Garcia, 31, has been visually impaired since the day she was born. But the voice that dispatchers use – guiding panicked callers back down to earth to get the information first responders need to help – drew her in.
She resolved to go for it, with or without the ability to see.
It took her over 20 years to chase down her dream. But, in May, her day finally came when she became the first visually impaired person to work as a dispatcher in Central New Mexico Community College’s security department.
“You can dream about what you want to be forever, and you can just sit there and (say) ‘I wish I was this,’ or, ‘I’ve always wanted to be a dispatcher,’ ” Garcia said on Tuesday. “But you have to make the first move. Because nobody’s going to make that move for you, unless you do it yourself.”
Many doors are presumed to be closed for the visually impaired before they get any say in the matter, Garcia said, noting that she’s had to convince many along the way that blind dispatchers do, in fact, exist.
One of those people was CNM Chief of Security John Corvino, who told the Journal he’s never worked with a blind person in his 34-plus years of law enforcement and public safety, and that the security department has “never had a blind dispatcher.”
So, when he was told by one of his dispatchers, who met Garcia on a “safety escort” through campus, that she wanted to apply for a job in his department, he had some reservations.

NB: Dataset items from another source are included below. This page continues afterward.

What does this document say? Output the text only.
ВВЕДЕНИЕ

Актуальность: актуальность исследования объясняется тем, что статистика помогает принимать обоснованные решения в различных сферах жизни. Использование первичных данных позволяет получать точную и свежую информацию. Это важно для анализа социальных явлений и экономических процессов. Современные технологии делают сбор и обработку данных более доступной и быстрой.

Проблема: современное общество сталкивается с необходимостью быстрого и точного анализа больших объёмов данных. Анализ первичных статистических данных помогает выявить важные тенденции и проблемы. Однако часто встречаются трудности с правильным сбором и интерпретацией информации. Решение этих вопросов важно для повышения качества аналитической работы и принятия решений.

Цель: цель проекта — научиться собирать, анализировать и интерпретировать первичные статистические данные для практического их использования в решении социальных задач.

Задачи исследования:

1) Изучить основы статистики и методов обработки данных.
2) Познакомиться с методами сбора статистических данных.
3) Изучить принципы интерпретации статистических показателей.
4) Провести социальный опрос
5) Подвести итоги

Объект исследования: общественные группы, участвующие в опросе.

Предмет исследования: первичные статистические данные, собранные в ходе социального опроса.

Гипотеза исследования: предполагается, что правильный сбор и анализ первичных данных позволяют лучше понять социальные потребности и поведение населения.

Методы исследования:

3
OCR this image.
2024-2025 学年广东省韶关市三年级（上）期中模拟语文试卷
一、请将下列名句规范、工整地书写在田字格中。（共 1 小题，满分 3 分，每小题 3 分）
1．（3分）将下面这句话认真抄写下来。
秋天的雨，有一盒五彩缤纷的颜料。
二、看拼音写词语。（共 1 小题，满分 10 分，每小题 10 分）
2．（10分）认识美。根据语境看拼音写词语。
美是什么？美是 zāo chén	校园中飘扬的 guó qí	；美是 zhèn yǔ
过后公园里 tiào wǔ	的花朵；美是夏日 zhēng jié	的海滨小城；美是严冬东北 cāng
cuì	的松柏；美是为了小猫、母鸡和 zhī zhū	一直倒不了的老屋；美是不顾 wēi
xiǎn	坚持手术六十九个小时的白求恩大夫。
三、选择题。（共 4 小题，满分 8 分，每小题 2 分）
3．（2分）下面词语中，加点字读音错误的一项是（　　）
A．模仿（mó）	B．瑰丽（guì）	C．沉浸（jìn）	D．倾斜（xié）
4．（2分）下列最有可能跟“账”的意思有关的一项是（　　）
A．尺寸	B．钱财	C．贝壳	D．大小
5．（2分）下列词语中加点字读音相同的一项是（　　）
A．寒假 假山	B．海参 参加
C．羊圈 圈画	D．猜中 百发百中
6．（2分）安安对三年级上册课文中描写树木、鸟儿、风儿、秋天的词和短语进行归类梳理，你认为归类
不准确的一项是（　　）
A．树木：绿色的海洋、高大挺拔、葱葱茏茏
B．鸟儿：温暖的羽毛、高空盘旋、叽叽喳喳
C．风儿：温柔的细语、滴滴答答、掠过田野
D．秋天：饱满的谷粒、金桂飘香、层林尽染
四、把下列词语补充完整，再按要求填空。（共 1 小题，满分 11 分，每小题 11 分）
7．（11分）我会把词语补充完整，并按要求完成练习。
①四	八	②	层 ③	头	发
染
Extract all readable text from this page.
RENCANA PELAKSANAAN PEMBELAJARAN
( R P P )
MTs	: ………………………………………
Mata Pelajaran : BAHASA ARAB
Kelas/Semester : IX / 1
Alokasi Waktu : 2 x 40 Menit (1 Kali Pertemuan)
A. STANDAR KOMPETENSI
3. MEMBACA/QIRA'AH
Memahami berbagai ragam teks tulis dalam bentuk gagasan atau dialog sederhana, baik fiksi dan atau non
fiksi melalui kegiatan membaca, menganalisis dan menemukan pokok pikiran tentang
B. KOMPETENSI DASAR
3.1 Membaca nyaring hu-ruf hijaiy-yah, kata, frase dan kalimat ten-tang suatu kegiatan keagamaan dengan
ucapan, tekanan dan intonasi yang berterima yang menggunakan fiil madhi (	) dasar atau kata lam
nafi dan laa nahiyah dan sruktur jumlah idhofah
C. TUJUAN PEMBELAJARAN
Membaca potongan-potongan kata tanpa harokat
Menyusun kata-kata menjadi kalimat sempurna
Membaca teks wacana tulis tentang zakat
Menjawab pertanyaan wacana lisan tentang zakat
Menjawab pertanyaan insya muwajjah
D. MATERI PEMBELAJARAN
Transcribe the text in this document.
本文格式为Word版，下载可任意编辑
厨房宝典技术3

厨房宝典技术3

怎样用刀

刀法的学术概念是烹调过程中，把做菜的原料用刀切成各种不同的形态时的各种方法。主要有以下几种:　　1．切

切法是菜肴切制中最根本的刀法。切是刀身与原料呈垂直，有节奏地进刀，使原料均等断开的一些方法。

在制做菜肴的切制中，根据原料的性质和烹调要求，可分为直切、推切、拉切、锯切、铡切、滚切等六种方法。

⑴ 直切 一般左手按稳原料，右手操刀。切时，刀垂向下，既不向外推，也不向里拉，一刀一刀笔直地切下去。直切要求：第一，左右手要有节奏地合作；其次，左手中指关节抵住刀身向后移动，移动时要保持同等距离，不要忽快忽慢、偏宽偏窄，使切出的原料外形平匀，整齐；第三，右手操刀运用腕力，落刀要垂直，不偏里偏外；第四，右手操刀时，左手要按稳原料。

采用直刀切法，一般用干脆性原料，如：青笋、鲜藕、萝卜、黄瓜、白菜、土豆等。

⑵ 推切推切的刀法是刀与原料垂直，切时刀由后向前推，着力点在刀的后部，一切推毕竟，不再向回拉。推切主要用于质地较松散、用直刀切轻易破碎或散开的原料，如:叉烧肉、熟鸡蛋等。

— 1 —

“When he told me that, I was like, ‘No way, how could we do that?’ ” Corvino said, remembering his conversation with the dispatcher. “(But) then I was thinking – ‘Why not?’ ”
So, Corvino got ahold of Garcia and invited her to the dispatch office to get a feel for what the job would entail. Mostly, he wanted to know if she thought she could handle it.
Her answer? An emphatic ‘yes.’
“I was determined to prove to him and the staff that it was something I could do,” she said.
That was all Corvino needed to hear. He told her to fill out an application and eventually scheduled an interview, and, when it came time, he said Garcia nailed it.
He asked her to leave the interview room so he could speak with others in the department, but there wasn’t much to discuss. Figuring there was no reason to make her wait to hear back, they quickly brought Garcia back into the interview room and offered her the job.

Her childhood dream coming to fruition, Garcia broke down into tears when she got the news. She told her mom, who was waiting for her in another room, and then started “calling the whole world” to tell them she had done it.
Overcoming challenges
Six months in, Corvino said Garcia’s still a little green. But that’s ordinary for any new dispatcher, he added, noting that she’s a good employee who’s always on time and is dependable, even if she’s reliant on others for transportation.
There are some things she can’t do, such as review surveillance video, but none of that poses a major problem, Corvino said. Garcia’s coworkers, he added, are always willing to help lend her a hand when she needs it, although it’s sometimes Garcia who’s helping out the new dispatchers.
And she has many workarounds for the things that might seem difficult at first. She has braille shortcuts on her work landline, a braille notetaker – held together by duct tape – that she’s used for 10 years and a program that reads everything she types back to her in an automated voice.
“People have their definitions of blindness and a lot of it is old-fashioned,” she said. “Even though it’s 2022, their mind is still in that era of ‘Oh, I didn’t know that could be done.’ ”
The biggest challenge of the job that Garcia spoke of is the fact that being a dispatcher forces her to separate her emotions from her work.
But she also has life experience – having lost people to such things as gun violence and DWIs – that give her a frame of reference for what people are going through in emergency situations. Still, that doesn’t mean it’s an easy gig.
“I no longer have to prove it as much that I can do the job,” she said. “But there are still times that I have to prove it to myself.”